It’s a typical Saturday afternoon at the
flashy Metro Centro mall in Managua, Nicaragua, and the joint is jumping. As I
watch a young barista crank out $4 iced cappuccinos at the Casa de Café kiosk,
I find myself reflecting yet again on the mysterious phrase “developing
country.”
To those who don’t know this part of the
world, the phrase suggests poverty and deprivation - chicken buses spilling
over with skinny peasants making slow progress along dirt roads; neighbourhoods
of rickety houses built from bamboo and banana leaves; poor people with seven
or eight children scratching out meagre livings in tiny villages.
Paul and I are just beginning our third
posting as Cuso International volunteers in Central America. I suspect more
than a few of our acquaintances back home imagine us living in just such a country.
They assume that working with non-profit organizations in countries like
Nicaragua and Honduras means giving up the good life.
Yet the reality of life in a modern-day
Central American city looks a lot like life in Canada in many ways. And the
more time I spend in the south, the more my confusion grows over what we mean
when we talk about development.
All the stuff of “developed” countries like
Canada exists here in Nicaragua, from beautifully maintained highways to fancy
malls, big universities, well-equipped hospitals, 60-inch televisions, pricey
iced-coffee makers, and luxury cars. The view from where I’m sitting as I write
this is of attractive pink-plaster houses with immaculate gardens as far as the
eye can see.
But were I to walk a few blocks to the
eight-lane highway that cuts through this part of town, I’d see a different
view.
I’d
see wooden shacks with thin curls of smoke coming out from wood cooking fires
inside. I’d see skinny dogs sleeping on dirt floors and families in worn hand-me-down
clothes shipped in bales from the U.S., sitting in cheap plastic chairs in scrubby
dirt yards. Employment is scarce and notoriously low-paid for families in those
kinds of neighbourhoods.
So the real problem is not a lack of modern
conveniences, it’s that so many people who live here can’t access them. The
problem is not a lack of development, but of inequality – both in terms of
income and in having the political clout to be able to change that reality. The
World Bank rates Nicaragua as the second-poorest nation in Latin America and
the Caribbean, but that poverty definitely isn’t shared equally among the country’s
six million citizens.
The bad roads, rickety houses, and
impoverished families that come to mind for those who haven’t been to Central
America do still prevail in many rural areas. Rural development efforts tend to
concentrate along three lines: Helping people improve food security through
better agricultural practices and diversity; encouraging people to engage more
effectively with their governments; and helping communities organize themselves
better to prevent or respond to emergencies such as floods, mud slides, drought
and other natural disasters. (I haven’t seen much development work focused on
the needs of the urban poor.)
It’s important work, of course.
Better and more diverse agricultural yields
can mean the difference between life and death for subsistence farmers, as can better
logging practices that stop the deforestation that turn a regular rain storm
into a devastating flood or slide. Democracy is still a fragile concept in
Central America, and building a more informed and engaged citizenry is an
integral part of sustaining that. Development work that improves the lives of
women and girls is fundamental to improving a country’s economic performance.
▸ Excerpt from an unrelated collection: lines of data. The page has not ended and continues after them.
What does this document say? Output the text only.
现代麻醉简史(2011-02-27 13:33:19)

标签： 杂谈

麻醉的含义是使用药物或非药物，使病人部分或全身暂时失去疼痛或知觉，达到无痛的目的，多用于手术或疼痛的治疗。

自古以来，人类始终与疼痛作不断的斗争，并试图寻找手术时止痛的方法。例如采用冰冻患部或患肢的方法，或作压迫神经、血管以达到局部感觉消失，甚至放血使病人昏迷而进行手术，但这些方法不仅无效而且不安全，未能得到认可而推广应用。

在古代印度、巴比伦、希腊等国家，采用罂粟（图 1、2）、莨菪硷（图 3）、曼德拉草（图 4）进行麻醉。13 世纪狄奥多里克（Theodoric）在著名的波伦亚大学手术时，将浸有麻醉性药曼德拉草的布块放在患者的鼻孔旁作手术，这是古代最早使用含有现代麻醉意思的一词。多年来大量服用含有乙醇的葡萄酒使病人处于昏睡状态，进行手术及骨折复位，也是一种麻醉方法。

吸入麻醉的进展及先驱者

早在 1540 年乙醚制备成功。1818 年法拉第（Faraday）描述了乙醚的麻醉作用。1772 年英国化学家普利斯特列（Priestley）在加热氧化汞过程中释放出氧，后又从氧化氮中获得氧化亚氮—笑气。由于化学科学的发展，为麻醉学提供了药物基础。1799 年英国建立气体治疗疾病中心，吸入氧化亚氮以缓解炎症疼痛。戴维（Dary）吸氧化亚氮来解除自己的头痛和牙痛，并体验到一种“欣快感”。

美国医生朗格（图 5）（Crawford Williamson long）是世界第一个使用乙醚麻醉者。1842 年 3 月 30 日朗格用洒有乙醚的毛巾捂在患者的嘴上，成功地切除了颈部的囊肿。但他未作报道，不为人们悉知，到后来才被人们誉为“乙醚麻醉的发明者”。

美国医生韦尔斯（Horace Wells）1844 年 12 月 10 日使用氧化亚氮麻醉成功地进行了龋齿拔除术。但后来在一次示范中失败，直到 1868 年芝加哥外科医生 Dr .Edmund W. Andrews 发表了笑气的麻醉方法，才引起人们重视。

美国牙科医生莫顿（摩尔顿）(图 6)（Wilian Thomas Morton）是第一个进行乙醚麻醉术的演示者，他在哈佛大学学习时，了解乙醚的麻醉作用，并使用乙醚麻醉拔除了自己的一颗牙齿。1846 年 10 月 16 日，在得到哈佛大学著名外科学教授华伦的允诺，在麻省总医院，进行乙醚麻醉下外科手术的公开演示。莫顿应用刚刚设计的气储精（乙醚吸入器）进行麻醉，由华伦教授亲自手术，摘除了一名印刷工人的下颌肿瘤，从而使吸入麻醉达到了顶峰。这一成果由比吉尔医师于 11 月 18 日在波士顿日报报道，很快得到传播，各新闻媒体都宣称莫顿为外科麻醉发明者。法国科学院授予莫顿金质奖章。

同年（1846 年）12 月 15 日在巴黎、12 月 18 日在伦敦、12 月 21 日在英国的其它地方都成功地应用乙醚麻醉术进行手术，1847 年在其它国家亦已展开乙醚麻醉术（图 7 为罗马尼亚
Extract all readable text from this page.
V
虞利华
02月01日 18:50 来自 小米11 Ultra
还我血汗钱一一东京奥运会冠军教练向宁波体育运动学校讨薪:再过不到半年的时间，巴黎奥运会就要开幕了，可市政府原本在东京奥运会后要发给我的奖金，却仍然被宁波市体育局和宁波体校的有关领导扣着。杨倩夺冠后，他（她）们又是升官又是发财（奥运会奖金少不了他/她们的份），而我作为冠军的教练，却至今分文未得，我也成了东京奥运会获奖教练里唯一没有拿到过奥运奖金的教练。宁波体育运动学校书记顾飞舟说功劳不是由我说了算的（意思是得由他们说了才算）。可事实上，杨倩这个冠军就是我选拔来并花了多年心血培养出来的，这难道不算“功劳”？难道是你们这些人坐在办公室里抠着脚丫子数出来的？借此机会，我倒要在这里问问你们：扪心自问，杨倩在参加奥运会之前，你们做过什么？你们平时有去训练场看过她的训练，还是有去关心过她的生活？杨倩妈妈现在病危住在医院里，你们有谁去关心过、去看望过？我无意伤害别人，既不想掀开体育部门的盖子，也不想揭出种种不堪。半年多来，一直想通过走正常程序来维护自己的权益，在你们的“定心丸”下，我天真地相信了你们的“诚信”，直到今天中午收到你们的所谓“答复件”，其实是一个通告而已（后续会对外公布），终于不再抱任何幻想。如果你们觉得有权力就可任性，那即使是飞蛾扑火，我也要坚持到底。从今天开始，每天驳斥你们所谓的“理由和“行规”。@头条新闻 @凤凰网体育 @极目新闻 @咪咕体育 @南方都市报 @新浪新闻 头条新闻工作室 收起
But can those efforts change the structural
inequalities, cultural habits, and harmful government policies that feed the
growing gap between rich and poor around the world? I don’t know. Like so any other global problems, it’s
complicated, and there are many competing interests at stake – most notably,
the interests of consumers in wealthy countries like my own.
For instance, Central American farmers wouldn’t
be nearly so poor if they got paid more for their crops. (The price people pay
for the coffee beans in their iced cappuccino is about 100 times more than what
the farmer got for growing them.)
Workers in the giant maquilas that make clothing, auto parts, and electronics for the
world would benefit immensely from higher wages. The countries that host those maquilas would have more money for
infrastructure, education, health care, and social programs if the
multinationals that owned the factories paid taxes, like they would have to do
if the factories were located in wealthier countries.
But in the global market, consumers demand low
prices. Were the government of Nicaragua to take a stand on behalf of factory
workers and farmers, corporations doing business here would instantly start
scoping out even poorer countries where they could set up shop. The resulting
loss of jobs and markets would be disastrous for the country.
And consumers around the world would barely
blink, because it’s our buying habits (which in turn are fuelled by our own
falling purchasing power as the income gap grows in our own countries) that have
led to this situation.
What to do? Pay attention. Reject easy
labels that hide what the real problems are. Come see for yourself. No
country’s problems are ever as simple as they appear from a distance, nor are
any of us as different from each other as we might believe.